Depuis le silence de Sonic Youth en 2009, ses illustres membres multiplient avec bonheur les expériences. Après l’escapade pop de Lee Ranaldo (son Between the times and the tides de 2012 reste toujours aussi addictif), celles plus obscures de Kim Gordon (Body/Head) et de Steve Shelley (Disappears), c’est Thurston Moore qui prend ses libertés avec, non pas un projet solo, mais un tout nouveau groupe. Chelsea Light Moving – nom d’une boîte de déménagement fondée dans les 60’s par Philip Glass – est donc un quatuor composé du vétéran new yorkais (chant, guitare), Samara Lubelski (basse), John Moloney (batterie) et Keith Wood (guitare). Moins connus que leur mentor, mais musiciens confirmés néanmoins – ils ont joué dans divers groupes dont The Sonora Pine, Jackie O Motherfucker, Sunburned hand of the man… – ils semblent ici procurer à Thurston Moore un surcroît de puissance que Sonic Youth n’offrait plus depuis longtemps. Le gang avait déjà posté quelques extraits sur le net l’année dernière, et la teneur en bruit semblait prometteuse. Une attente grandissante pour un premier album aux promesses largement tenues.

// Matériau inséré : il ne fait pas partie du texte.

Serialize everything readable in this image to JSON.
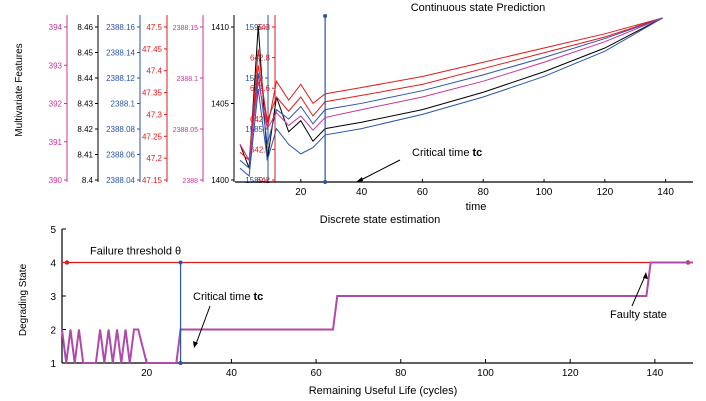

Les dix titres de ce disque éponyme suivent les obsessions habituelles du noise rocker géant : musiques bruitistes (no wave, noise, punk et hardcore), littérature beat, et New York en éternelle toile de fond. « Heavenmental » est une entame trompeuse : son calme apparent rappelle ses derniers travaux solo, Demolished Thoughts notamment. Sur le reste du disque, le quatuor bruitiste explore les joies du vacarme en mettant le feu aux guitares sur des épopées de 5 à 7 minutes. On ressort de « Sleeping where I fall » abasourdi, comme si la fureur sonique s’était réveillée après un trop long sommeil.
La structure des morceaux se déploie de manière presque progressive, tel l’épique « Alighted » ou le quatuor s’engouffre dans une sorte de heavy metal, entrecoupé de pop et de noise brûlante. « Empires of Time » décline encore cette lourdeur, inédite chez Thurston Moore. Il y clame son drôle de manifeste : « We are the third eye of rock’n’roll ». CLM n’hésite pas à se lancer dans des cavalcades punk (la fin de « Groovy & Linda », « Communist eyes »).
Tendu, brut, parfois sauvage, ce disque sonne comme une cure de jouvence pour le fondateur de Sonic Youth. Ses messages beat et cryptiques, ses références au punk originel (la reprise de Germs en fin de disque), ses colères bruitistes pètent à la figure comme rarement. Excepté le premier titre et « Mohawk », bulle poétique dans un océan de bruit, ce premier album est un nouveau traité de rock’n’roll des plus jouissifs. Une belle réussite pour une figure du rock indépendant US dont on n’espérait plus grand chose.